Our favorite finds from the month

If April is the cruelest month, surely March is a close second: The weather plays with our emotions, and heartache follows college basketball fans around like a shadow.

But we prefer to play the optimist; indeed, March has brought us a wealth of noteworthy flavors. Here are our highlights:

• Now you can pop the cork on your favorite bottles and still remain eco-conscious thanks to ReCork America, a program that collects and recycles wine corks. Find a collection site near you and keep sipping.

• Whether you're planning a trip below the Mason Dixon Line or just looking for inspiring armchair travel, it's worth checking out Southern Foodways Alliance's new interactive map, which plots out the region's best cuisine, from barbecue to bivalves.

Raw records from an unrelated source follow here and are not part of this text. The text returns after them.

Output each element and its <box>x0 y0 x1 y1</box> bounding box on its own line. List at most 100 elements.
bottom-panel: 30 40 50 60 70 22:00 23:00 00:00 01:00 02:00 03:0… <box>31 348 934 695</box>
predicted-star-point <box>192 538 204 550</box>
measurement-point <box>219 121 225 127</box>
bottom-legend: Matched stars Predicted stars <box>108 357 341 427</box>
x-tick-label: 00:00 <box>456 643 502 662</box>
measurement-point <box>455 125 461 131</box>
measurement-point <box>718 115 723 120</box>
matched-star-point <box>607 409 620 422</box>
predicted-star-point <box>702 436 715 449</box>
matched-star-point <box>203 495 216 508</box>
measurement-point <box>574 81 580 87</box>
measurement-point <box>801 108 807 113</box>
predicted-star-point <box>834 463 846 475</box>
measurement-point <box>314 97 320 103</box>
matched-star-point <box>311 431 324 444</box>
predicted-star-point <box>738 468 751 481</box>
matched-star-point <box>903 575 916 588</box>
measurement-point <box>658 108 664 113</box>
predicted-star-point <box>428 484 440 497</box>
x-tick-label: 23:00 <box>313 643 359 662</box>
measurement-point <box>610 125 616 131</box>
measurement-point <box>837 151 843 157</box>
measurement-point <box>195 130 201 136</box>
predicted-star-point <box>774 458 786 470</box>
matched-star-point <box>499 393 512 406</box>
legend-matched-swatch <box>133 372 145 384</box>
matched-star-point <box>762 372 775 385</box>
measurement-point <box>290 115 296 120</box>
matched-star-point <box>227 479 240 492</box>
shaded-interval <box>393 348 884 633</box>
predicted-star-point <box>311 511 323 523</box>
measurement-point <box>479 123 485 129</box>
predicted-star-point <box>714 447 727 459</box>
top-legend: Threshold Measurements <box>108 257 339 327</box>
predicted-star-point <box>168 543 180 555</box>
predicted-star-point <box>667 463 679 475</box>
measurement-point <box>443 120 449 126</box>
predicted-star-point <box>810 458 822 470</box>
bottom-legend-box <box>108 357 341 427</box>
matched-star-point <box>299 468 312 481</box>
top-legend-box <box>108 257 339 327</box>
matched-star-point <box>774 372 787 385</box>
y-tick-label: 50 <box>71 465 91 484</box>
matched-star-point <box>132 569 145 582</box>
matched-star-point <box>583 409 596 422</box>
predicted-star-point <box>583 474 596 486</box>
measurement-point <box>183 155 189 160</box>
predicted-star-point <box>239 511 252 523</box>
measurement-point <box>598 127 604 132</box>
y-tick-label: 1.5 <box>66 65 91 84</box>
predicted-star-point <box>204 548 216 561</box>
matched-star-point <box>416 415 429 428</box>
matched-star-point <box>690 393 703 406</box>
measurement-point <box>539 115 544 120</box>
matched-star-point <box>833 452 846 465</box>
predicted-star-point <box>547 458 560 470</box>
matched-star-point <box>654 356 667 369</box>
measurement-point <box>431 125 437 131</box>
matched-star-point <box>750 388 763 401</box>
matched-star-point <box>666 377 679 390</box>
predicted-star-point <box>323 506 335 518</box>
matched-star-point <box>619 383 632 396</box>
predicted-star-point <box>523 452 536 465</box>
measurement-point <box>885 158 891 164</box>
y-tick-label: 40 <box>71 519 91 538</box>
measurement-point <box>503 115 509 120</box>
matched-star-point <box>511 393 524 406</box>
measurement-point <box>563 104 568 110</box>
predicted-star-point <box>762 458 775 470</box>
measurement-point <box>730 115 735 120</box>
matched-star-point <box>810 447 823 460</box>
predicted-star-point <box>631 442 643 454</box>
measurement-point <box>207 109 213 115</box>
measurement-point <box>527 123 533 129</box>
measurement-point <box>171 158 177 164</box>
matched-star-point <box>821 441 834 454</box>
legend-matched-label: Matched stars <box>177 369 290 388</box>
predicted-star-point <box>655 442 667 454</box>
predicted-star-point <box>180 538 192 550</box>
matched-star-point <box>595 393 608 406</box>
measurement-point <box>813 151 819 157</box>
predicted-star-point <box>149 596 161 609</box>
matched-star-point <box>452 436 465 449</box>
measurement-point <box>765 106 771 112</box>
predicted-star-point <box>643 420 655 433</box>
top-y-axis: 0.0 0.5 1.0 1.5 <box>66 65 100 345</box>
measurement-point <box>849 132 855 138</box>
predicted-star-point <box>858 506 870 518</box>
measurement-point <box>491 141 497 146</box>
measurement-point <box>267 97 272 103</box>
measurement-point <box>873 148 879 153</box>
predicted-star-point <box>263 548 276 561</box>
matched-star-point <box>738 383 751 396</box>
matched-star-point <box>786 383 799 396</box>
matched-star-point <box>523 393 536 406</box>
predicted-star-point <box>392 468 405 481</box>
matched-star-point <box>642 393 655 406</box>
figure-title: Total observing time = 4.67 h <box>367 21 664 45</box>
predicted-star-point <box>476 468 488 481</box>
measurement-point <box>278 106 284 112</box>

• Martini, meet Pesach: Gin gets a kosher update at No. 209 distillery, which swaps in a sugarcane-based vodka and alternative botanicals to make a Passover-friendly spirit.

• "Breakfast pizza" once referred to an early-hours slice after a late night, or yesterday's cold leftovers eaten in front of the refrigerator. No more. Restaurants have taken to serving bacon-and-eggy iterations well before noon.

• We're all for a local focus, but some things are worth importing, like British chef Skye Gyngell's latest cookbook, My Favorite Ingredients. We'll be stretching out the last of our winter citrus season with her recipe for blood oranges with rosemary and honey.